27 views of Raleigh is a book in which 27 different people share their views of Raleigh through poetry, photographs, fiction stories and personal stories. From page 64 to page 75, Juliana Makuchi Nfah-Abbenyi’s offers her perspective as an immigrant in the city.
Nfah-Abbenyi, CHASS director of diversity programs and an English professor at N.C. State, was born and raised in Cameroon, West Africa. Her contribution to the book was proposed simply—through an email from the creator of the book.
“I got an email from Elizabeth Goodman saying she was putting together a book, and that she heard about my work,” Goodman said. “She had heard about one of my short stories that had been nominated for the Pushcart Prize, so she really wanted to see if I could contribute, and so it went from there.”

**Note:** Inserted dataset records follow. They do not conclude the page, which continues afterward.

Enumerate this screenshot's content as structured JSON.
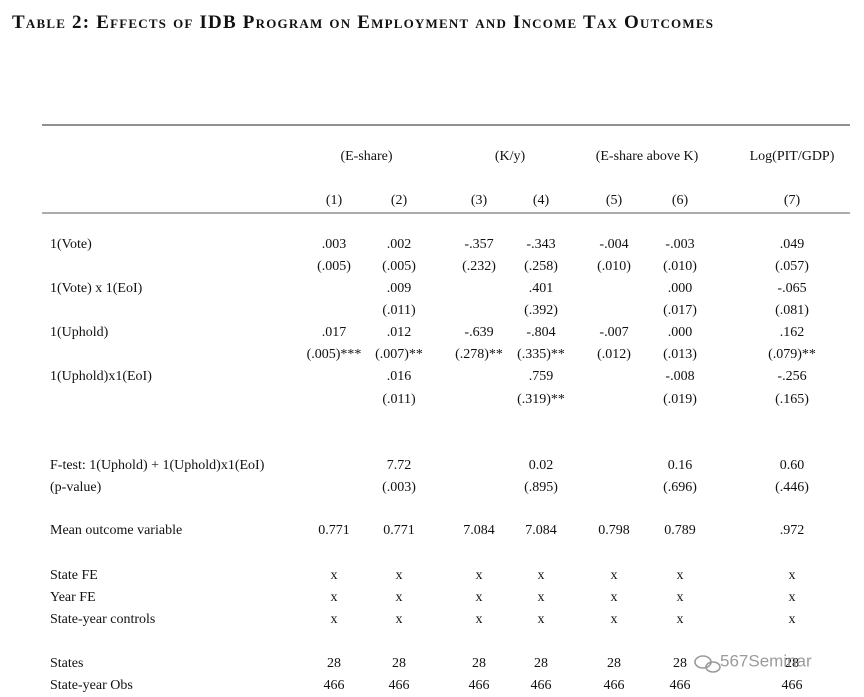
{
  "title": "Table 2: Effects of IDB Program on Employment and Income Tax Outcomes",
  "table": {
    "groups": [
      {
        "label": "(E-share)",
        "columns": [
          0,
          1
        ]
      },
      {
        "label": "(K/y)",
        "columns": [
          2,
          3
        ]
      },
      {
        "label": "(E-share above K)",
        "columns": [
          4,
          5
        ]
      },
      {
        "label": "Log(PIT/GDP)",
        "columns": [
          6
        ]
      }
    ],
    "column_numbers": [
      "(1)",
      "(2)",
      "(3)",
      "(4)",
      "(5)",
      "(6)",
      "(7)"
    ],
    "rows": [
      {
        "label": "1(Vote)",
        "cells": [
          ".003",
          ".002",
          "-.357",
          "-.343",
          "-.004",
          "-.003",
          ".049"
        ]
      },
      {
        "label": null,
        "cells": [
          "(.005)",
          "(.005)",
          "(.232)",
          "(.258)",
          "(.010)",
          "(.010)",
          "(.057)"
        ]
      },
      {
        "label": "1(Vote) x 1(EoI)",
        "cells": [
          null,
          ".009",
          null,
          ".401",
          null,
          ".000",
          "-.065"
        ]
      },
      {
        "label": null,
        "cells": [
          null,
          "(.011)",
          null,
          "(.392)",
          null,
          "(.017)",
          "(.081)"
        ]
      },
      {
        "label": "1(Uphold)",
        "cells": [
          ".017",
          ".012",
          "-.639",
          "-.804",
          "-.007",
          ".000",
          ".162"
        ]
      },
      {
        "label": null,
        "cells": [
          "(.005)***",
          "(.007)**",
          "(.278)**",
          "(.335)**",
          "(.012)",
          "(.013)",
          "(.079)**"
        ]
      },
      {
        "label": "1(Uphold)x1(EoI)",
        "cells": [
          null,
          ".016",
          null,
          ".759",
          null,
          "-.008",
          "-.256"
        ]
      },
      {
        "label": null,
        "cells": [
          null,
          "(.011)",
          null,
          "(.319)**",
          null,
          "(.019)",
          "(.165)"
        ]
      },
      {
        "label": "F-test: 1(Uphold) + 1(Uphold)x1(EoI)",
        "cells": [
          null,
          "7.72",
          null,
          "0.02",
          null,
          "0.16",
          "0.60"
        ]
      },
      {
        "label": "(p-value)",
        "cells": [
          null,
          "(.003)",
          null,
          "(.895)",
          null,
          "(.696)",
          "(.446)"
        ]
      },
      {
        "label": "Mean outcome variable",
        "cells": [
          "0.771",
          "0.771",
          "7.084",
          "7.084",
          "0.798",
          "0.789",
          ".972"
        ]
      },
      {
        "label": "State FE",
        "cells": [
          "x",
          "x",
          "x",
          "x",
          "x",
          "x",
          "x"
        ]
      },
      {
        "label": "Year FE",
        "cells": [
          "x",
          "x",
          "x",
          "x",
          "x",
          "x",
          "x"
        ]
      },
      {
        "label": "State-year controls",
        "cells": [
          "x",
          "x",
          "x",
          "x",
          "x",
          "x",
          "x"
        ]
      },
      {
        "label": "States",
        "cells": [
          "28",
          "28",
          "28",
          "28",
          "28",
          "28",
          "28"
        ]
      },
      {
        "label": "State-year Obs",
        "cells": [
          "466",
          "466",
          "466",
          "466",
          "466",
          "466",
          "466"
        ]
      }
    ]
  },
  "watermark": "567Seminar"
}
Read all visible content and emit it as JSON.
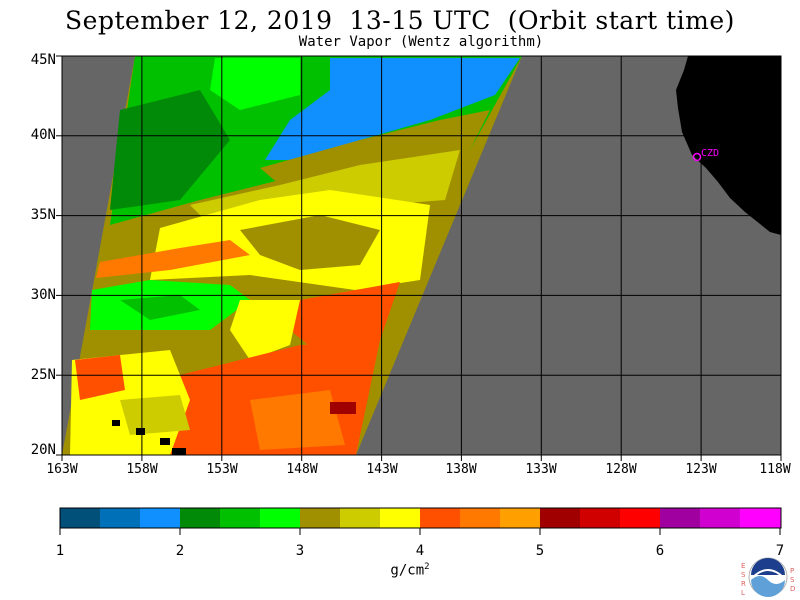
{
  "title": "September 12, 2019  13-15 UTC  (Orbit start time)",
  "subtitle": "Water Vapor (Wentz algorithm)",
  "lat_labels": [
    "45N",
    "40N",
    "35N",
    "30N",
    "25N",
    "20N"
  ],
  "lon_labels": [
    "163W",
    "158W",
    "153W",
    "148W",
    "143W",
    "138W",
    "133W",
    "128W",
    "123W",
    "118W"
  ],
  "station": {
    "code": "CZD"
  },
  "colorbar": {
    "ticks": [
      "1",
      "2",
      "3",
      "4",
      "5",
      "6",
      "7"
    ],
    "unit": "g/cm",
    "unit_exp": "2",
    "colors": [
      "#00507a",
      "#0070b8",
      "#1090ff",
      "#008a08",
      "#00c000",
      "#00ff00",
      "#a09000",
      "#cccc00",
      "#ffff00",
      "#ff5000",
      "#ff7800",
      "#ffa000",
      "#a00000",
      "#d00000",
      "#ff0000",
      "#a000a0",
      "#d000d0",
      "#ff00ff"
    ]
  },
  "colors": {
    "land": "#000000",
    "ocean_no_data": "#666666",
    "grid": "#000000",
    "station_marker": "#ff00ff"
  },
  "logo": {
    "center": "NOAA",
    "left": [
      "E",
      "S",
      "R",
      "L"
    ],
    "right": [
      "P",
      "S",
      "D"
    ]
  }
}
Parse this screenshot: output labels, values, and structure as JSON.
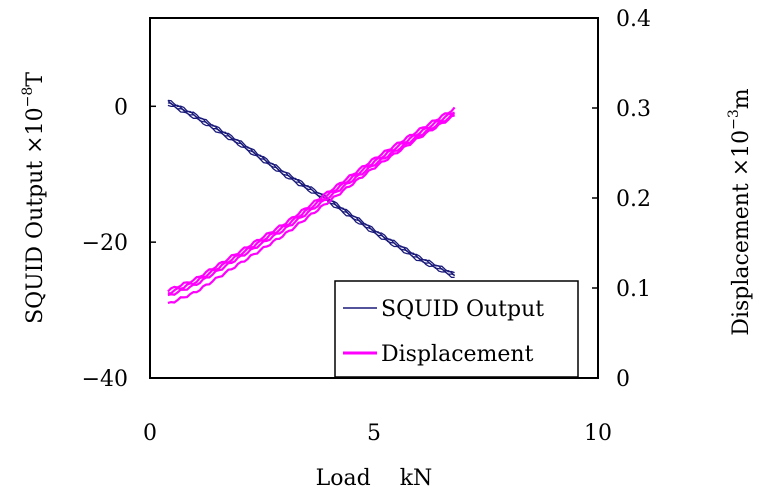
{
  "chart_data": {
    "type": "line",
    "xlabel": "Load　 kN",
    "ylabel_left": "SQUID Output ×10",
    "ylabel_left_exp": "−8",
    "ylabel_left_unit": "T",
    "ylabel_right": "Displacement ×10",
    "ylabel_right_exp": "−3",
    "ylabel_right_unit": "m",
    "xlim": [
      0,
      10
    ],
    "ylim_left": [
      -40,
      13
    ],
    "ylim_right": [
      0,
      0.4
    ],
    "x_ticks": [
      "0",
      "5",
      "10"
    ],
    "y_left_ticks": [
      "0",
      "−20",
      "−40"
    ],
    "y_right_ticks": [
      "0.4",
      "0.3",
      "0.2",
      "0.1",
      "0"
    ],
    "grid": false,
    "legend_position": "bottom-right",
    "series": [
      {
        "name": "SQUID Output",
        "axis": "left",
        "color": "#1a1a7a",
        "x": [
          0.4,
          1.0,
          2.0,
          3.0,
          4.0,
          5.0,
          6.0,
          6.8
        ],
        "y": [
          0.5,
          -1.5,
          -5.5,
          -10.0,
          -14.0,
          -18.5,
          -22.5,
          -25.0
        ]
      },
      {
        "name": "Displacement",
        "axis": "right",
        "color": "#ff00ff",
        "x": [
          0.4,
          1.0,
          2.0,
          3.0,
          4.0,
          5.0,
          6.0,
          6.8
        ],
        "y": [
          0.091,
          0.103,
          0.134,
          0.165,
          0.201,
          0.237,
          0.269,
          0.293
        ]
      }
    ]
  }
}
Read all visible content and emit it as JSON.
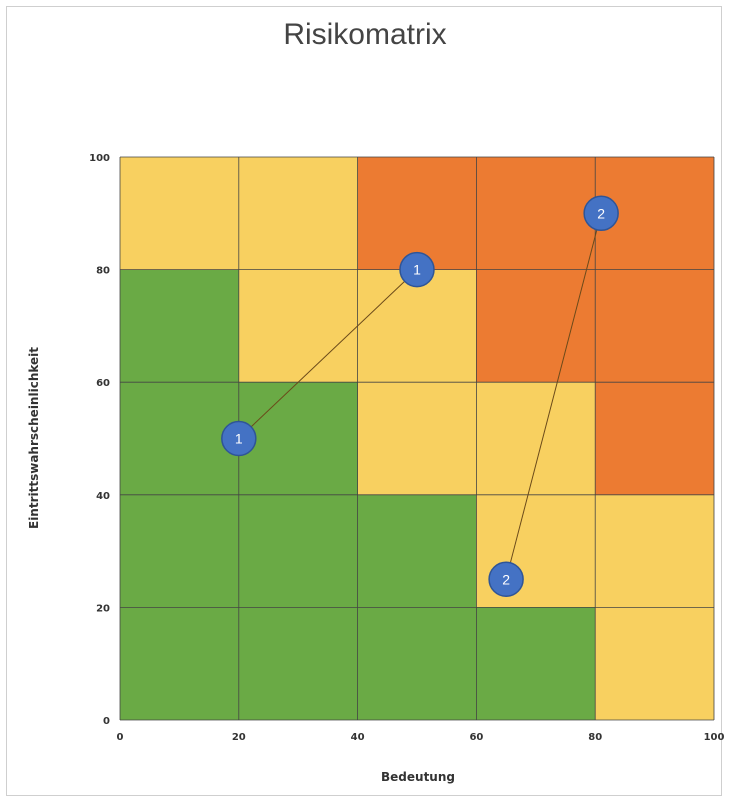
{
  "chart_data": {
    "type": "scatter",
    "title": "Risikomatrix",
    "xlabel": "Bedeutung",
    "ylabel": "Eintrittswahrscheinlichkeit",
    "xlim": [
      0,
      100
    ],
    "ylim": [
      0,
      100
    ],
    "x_ticks": [
      0,
      20,
      40,
      60,
      80,
      100
    ],
    "y_ticks": [
      0,
      20,
      40,
      60,
      80,
      100
    ],
    "grid": true,
    "colors": {
      "low": "#6aaa45",
      "medium": "#f8d060",
      "high": "#ec7b32",
      "marker": "#4472c4",
      "grid": "#444444"
    },
    "cell_size": [
      20,
      20
    ],
    "zones": [
      [
        "low",
        "low",
        "low",
        "low",
        "medium"
      ],
      [
        "low",
        "low",
        "low",
        "medium",
        "medium"
      ],
      [
        "low",
        "low",
        "medium",
        "medium",
        "high"
      ],
      [
        "low",
        "medium",
        "medium",
        "high",
        "high"
      ],
      [
        "medium",
        "medium",
        "high",
        "high",
        "high"
      ]
    ],
    "series": [
      {
        "points": [
          {
            "x": 20,
            "y": 50,
            "label": "1"
          },
          {
            "x": 50,
            "y": 80,
            "label": "1"
          }
        ]
      },
      {
        "points": [
          {
            "x": 65,
            "y": 25,
            "label": "2"
          },
          {
            "x": 81,
            "y": 90,
            "label": "2"
          }
        ]
      }
    ]
  }
}
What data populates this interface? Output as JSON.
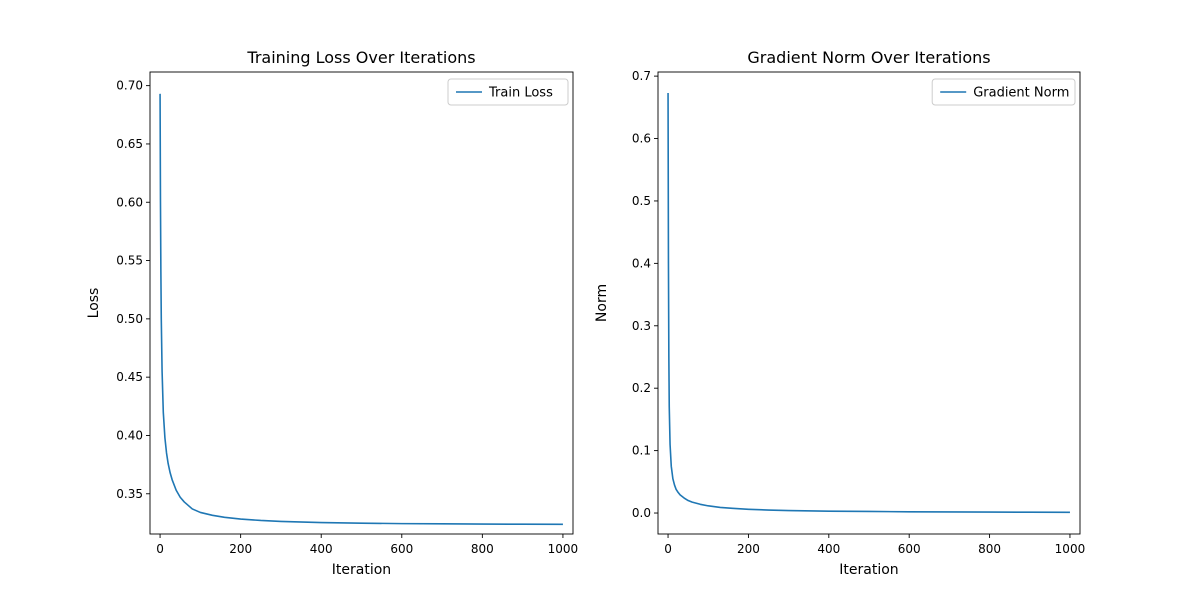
{
  "chart_data": [
    {
      "type": "line",
      "title": "Training Loss Over Iterations",
      "xlabel": "Iteration",
      "ylabel": "Loss",
      "xlim": [
        -25,
        1025
      ],
      "ylim": [
        0.3155,
        0.7117
      ],
      "xticks": [
        0,
        200,
        400,
        600,
        800,
        1000
      ],
      "yticks": [
        0.35,
        0.4,
        0.45,
        0.5,
        0.55,
        0.6,
        0.65,
        0.7
      ],
      "ytick_decimals": 2,
      "grid": false,
      "legend_position": "top-right",
      "series": [
        {
          "name": "Train Loss",
          "color": "#1f77b4",
          "x": [
            0,
            1,
            2,
            3,
            5,
            8,
            12,
            16,
            20,
            25,
            30,
            40,
            50,
            60,
            80,
            100,
            130,
            160,
            200,
            250,
            300,
            400,
            500,
            600,
            700,
            800,
            900,
            1000
          ],
          "y": [
            0.693,
            0.6,
            0.54,
            0.5,
            0.455,
            0.42,
            0.398,
            0.385,
            0.376,
            0.368,
            0.362,
            0.353,
            0.347,
            0.343,
            0.337,
            0.334,
            0.3315,
            0.3298,
            0.3283,
            0.3271,
            0.3263,
            0.3253,
            0.3248,
            0.3244,
            0.3242,
            0.324,
            0.3239,
            0.3238
          ]
        }
      ]
    },
    {
      "type": "line",
      "title": "Gradient Norm Over Iterations",
      "xlabel": "Iteration",
      "ylabel": "Norm",
      "xlim": [
        -25,
        1025
      ],
      "ylim": [
        -0.0336,
        0.7066
      ],
      "xticks": [
        0,
        200,
        400,
        600,
        800,
        1000
      ],
      "yticks": [
        0.0,
        0.1,
        0.2,
        0.3,
        0.4,
        0.5,
        0.6,
        0.7
      ],
      "ytick_decimals": 1,
      "grid": false,
      "legend_position": "top-right",
      "series": [
        {
          "name": "Gradient Norm",
          "color": "#1f77b4",
          "x": [
            0,
            1,
            2,
            3,
            5,
            8,
            12,
            16,
            20,
            25,
            30,
            40,
            50,
            60,
            80,
            100,
            130,
            160,
            200,
            250,
            300,
            400,
            500,
            600,
            700,
            800,
            900,
            1000
          ],
          "y": [
            0.673,
            0.4,
            0.25,
            0.17,
            0.11,
            0.075,
            0.055,
            0.045,
            0.038,
            0.033,
            0.029,
            0.024,
            0.02,
            0.0175,
            0.014,
            0.0115,
            0.009,
            0.0075,
            0.006,
            0.0048,
            0.004,
            0.003,
            0.0025,
            0.002,
            0.0017,
            0.0015,
            0.0013,
            0.0012
          ]
        }
      ]
    }
  ]
}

The 27 Views collection had already been done in places such as Durham and Chapel Hill, and Nfah-Abbenyi said she was excited to see it come to Raleigh.
“I was told that they have done books like this before,” Nfah-Abbenyi said. “It was really exciting and interesting to me that they did books about other cities and now one was about Raleigh.”
Nfah-Abbenyi said the motive behind her story, “Home Is Where You Mend the Roof,” was to engage in the struggle that comes with moving from and living in a variety of places.
Nfah-Abbenyi said she was born and raised in Cameroon, where she attended university. She then moved to Canada for a few years before eventually moving to the United States. She said she moved around often within Cameroon as a child, as well.
“Movement has always been a part of who I am,” Nfah-Abbenyi said. “I wrote this story because when I move, I feel that I am beginning all over again. That has always been a constant thing in my life.”
Nfah-Abbenyi has called Raleigh home for almost a decade, but she said she still feels dislocated from her first home.
“Even though Raleigh is home now for me, there are times when I feel also really dislocated because something would happen back home—I want to be there but I can’t be there,” Nfah-Abbenyi said. “But this is still home and all my family members are back [in Cameroon], so that is still home.”
Nfah-Abbenyi said she doesn’t think home has to be one particular place.
“I don’t see any contradiction between saying that is home there and this is home there, but in between home here and here, there is a constant struggle of identity and being located and dislocated,” Nfah-Abbenyi said. “It is that struggle between the dislocation and location that I wanted to explore in the piece that I wrote.”
As for the other views in the book, according to Nfah-Abbenyi, they are diverse.
“You have journalists, professors, writers, crime reporters and people from different walks of life writing about Raleigh—some who have lived in Raleigh for a long time and some who are new to Raleigh,” Nfah-Abbenyi said. “So that gives a really holistic perspective of what Raleigh is, and that’s what I really enjoy about it—all of the stories are talking about the same place but they are all really different and I like that a lot.”
Nfah-Abbenyi, an eight-year resident of Raleigh, said the book offers a lot of new information about the city.
“I think people should read it because people know Raleigh, but there are a lot of things in the book that I learned even though I’ve been living in Raleigh for eight years,” Nfah-Abbenyi said.
Though Nfah-Abbenyi talked about multiple places being her home, she describes Raleigh in one single word: “Refreshing.”